In 2012, the next year, you were appointed minister for corrections. In your eight years in this role you have overseen record rates of Aboriginal incarceration and the death of an Aboriginal inmate, and now repeated suicide attempts by another Aboriginal inmate, and you have refused to have him moved to another place.

Why, as the minister for corrections and the only Greens minister in the country, have you failed to address Aboriginal over-representation and our death in custody?

MR RATTENBURY: I have a great level of concern about the over-representation of Indigenous people in our corrections system. Of course Corrective Services takes people who are sent to us by the courts. So Corrective Services cannot directly influence how many Aboriginal people are sent to jail. That is a broader, system-wide question that, right across government, we need to address. However, I can say from a Corrective Services point of view that we are striving to provide the best possible support to Indigenous detainees.

I have taken the decision, for example, to have Winnunga Nimmityjah Aboriginal Health Service as an actual health partner in the ACT jail. It is the only place in Australia where we formally have an Aboriginal health service operating in our jail. That was a recommendation given to us. It was actually a recommendation made first in 2010 but it was not acted on at the time. As minister I acted on that advice and have put that in place.
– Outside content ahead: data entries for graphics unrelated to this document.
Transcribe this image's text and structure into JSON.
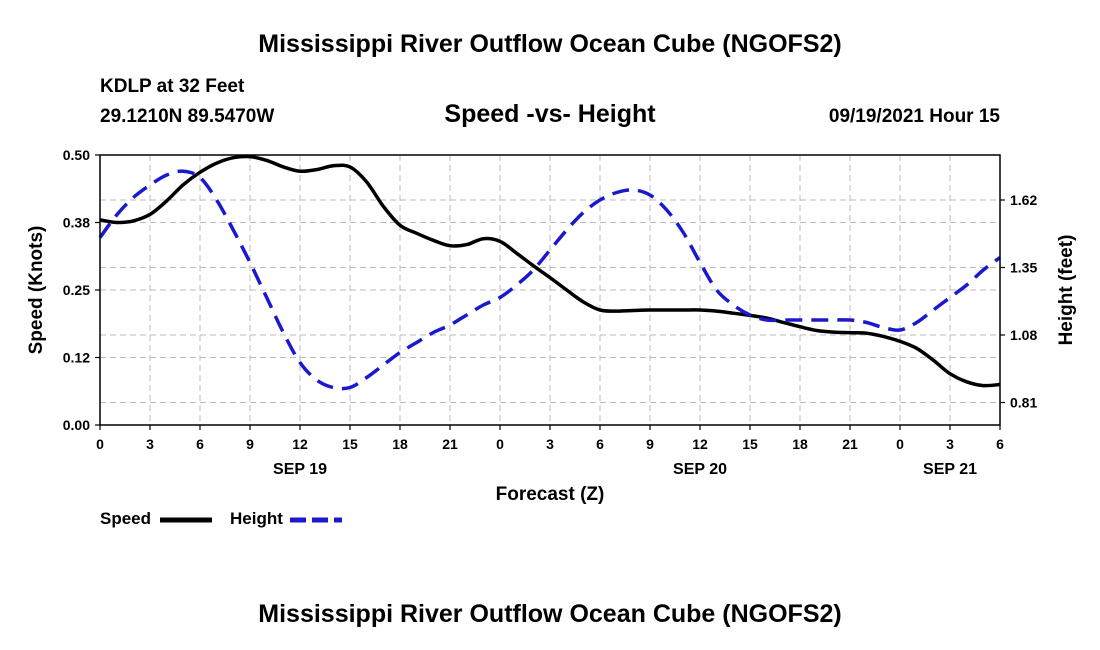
{
  "header": {
    "title": "Mississippi River Outflow Ocean Cube (NGOFS2)",
    "station": "KDLP at 32 Feet",
    "coords": "29.1210N  89.5470W",
    "chart_title": "Speed -vs- Height",
    "datetime": "09/19/2021 Hour 15"
  },
  "footer": {
    "title": "Mississippi River Outflow Ocean Cube (NGOFS2)"
  },
  "legend": {
    "speed_label": "Speed",
    "height_label": "Height"
  },
  "colors": {
    "speed": "#000000",
    "height": "#1a1acc",
    "grid": "#bbbbbb"
  },
  "chart_data": {
    "type": "line",
    "title": "Speed -vs- Height",
    "xlabel": "Forecast (Z)",
    "ylabel": "Speed (Knots)",
    "y2label": "Height (feet)",
    "xlim": [
      0,
      54
    ],
    "ylim": [
      0,
      0.5
    ],
    "y2lim": [
      0.72,
      1.8
    ],
    "x_ticks": [
      0,
      3,
      6,
      9,
      12,
      15,
      18,
      21,
      24,
      27,
      30,
      33,
      36,
      39,
      42,
      45,
      48,
      51,
      54
    ],
    "x_tick_labels": [
      "0",
      "3",
      "6",
      "9",
      "12",
      "15",
      "18",
      "21",
      "0",
      "3",
      "6",
      "9",
      "12",
      "15",
      "18",
      "21",
      "0",
      "3",
      "6"
    ],
    "day_labels": [
      {
        "x": 12,
        "label": "SEP 19"
      },
      {
        "x": 36,
        "label": "SEP 20"
      },
      {
        "x": 51,
        "label": "SEP 21"
      }
    ],
    "y_ticks": [
      0.0,
      0.125,
      0.25,
      0.375,
      0.5
    ],
    "y_tick_labels": [
      "0.00",
      "0.12",
      "0.25",
      "0.38",
      "0.50"
    ],
    "y2_ticks": [
      0.81,
      1.08,
      1.35,
      1.62
    ],
    "y2_tick_labels": [
      "0.81",
      "1.08",
      "1.35",
      "1.62"
    ],
    "grid": true,
    "series": [
      {
        "name": "Speed",
        "axis": "left",
        "style": "solid",
        "x": [
          0,
          1,
          2,
          3,
          4,
          5,
          6,
          7,
          8,
          9,
          10,
          11,
          12,
          13,
          14,
          15,
          16,
          17,
          18,
          19,
          20,
          21,
          22,
          23,
          24,
          25,
          26,
          27,
          28,
          29,
          30,
          31,
          32,
          33,
          34,
          35,
          36,
          37,
          38,
          39,
          40,
          41,
          42,
          43,
          44,
          45,
          46,
          47,
          48,
          49,
          50,
          51,
          52,
          53,
          54
        ],
        "values": [
          0.38,
          0.375,
          0.378,
          0.39,
          0.415,
          0.445,
          0.468,
          0.485,
          0.495,
          0.497,
          0.49,
          0.478,
          0.47,
          0.473,
          0.48,
          0.478,
          0.45,
          0.405,
          0.37,
          0.355,
          0.342,
          0.332,
          0.334,
          0.345,
          0.34,
          0.318,
          0.295,
          0.273,
          0.25,
          0.228,
          0.213,
          0.211,
          0.212,
          0.213,
          0.213,
          0.213,
          0.213,
          0.211,
          0.207,
          0.203,
          0.198,
          0.19,
          0.182,
          0.175,
          0.172,
          0.171,
          0.17,
          0.164,
          0.155,
          0.142,
          0.12,
          0.095,
          0.08,
          0.073,
          0.075
        ]
      },
      {
        "name": "Height",
        "axis": "right",
        "style": "dashed",
        "x": [
          0,
          1,
          2,
          3,
          4,
          5,
          6,
          7,
          8,
          9,
          10,
          11,
          12,
          13,
          14,
          15,
          16,
          17,
          18,
          19,
          20,
          21,
          22,
          23,
          24,
          25,
          26,
          27,
          28,
          29,
          30,
          31,
          32,
          33,
          34,
          35,
          36,
          37,
          38,
          39,
          40,
          41,
          42,
          43,
          44,
          45,
          46,
          47,
          48,
          49,
          50,
          51,
          52,
          53,
          54
        ],
        "values": [
          1.47,
          1.56,
          1.63,
          1.68,
          1.72,
          1.735,
          1.71,
          1.62,
          1.5,
          1.37,
          1.23,
          1.09,
          0.97,
          0.9,
          0.87,
          0.87,
          0.91,
          0.96,
          1.01,
          1.05,
          1.09,
          1.12,
          1.16,
          1.2,
          1.23,
          1.28,
          1.34,
          1.42,
          1.5,
          1.57,
          1.62,
          1.65,
          1.66,
          1.64,
          1.58,
          1.49,
          1.37,
          1.26,
          1.2,
          1.16,
          1.14,
          1.14,
          1.14,
          1.14,
          1.14,
          1.14,
          1.13,
          1.11,
          1.1,
          1.13,
          1.18,
          1.23,
          1.28,
          1.34,
          1.39
        ]
      }
    ]
  }
}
As minister I put a proposition to my cabinet colleagues that we should not expand the jail; that we should focus our resources on building communities, not prisons. If we had simply expanded the jail, more and more people would have been sent there and there would have continued to be an over-representation of Indigenous people. We are taking the policy decisions that seek to address many decades of injustices and many decades of problematic decisions. This is not an easy fix—

Opposition members interjecting—

MADAM SPEAKER: Members!

MR RATTENBURY: but we are dedicated to doing our best to try to turn that trend around.

MRS JONES: Minister, why, when given the opportunity to provide an in-person proper psychiatric assessment of this Aboriginal inmate, with mental health care that he needed, did you deny that opportunity to prevent the self-harm? Why did you fail to act at the time? He then ended up in hospital.

MR RATTENBURY: Mrs Jones’s question implies that this work was not being done already. There has been significant clinical effort directed towards this detainee.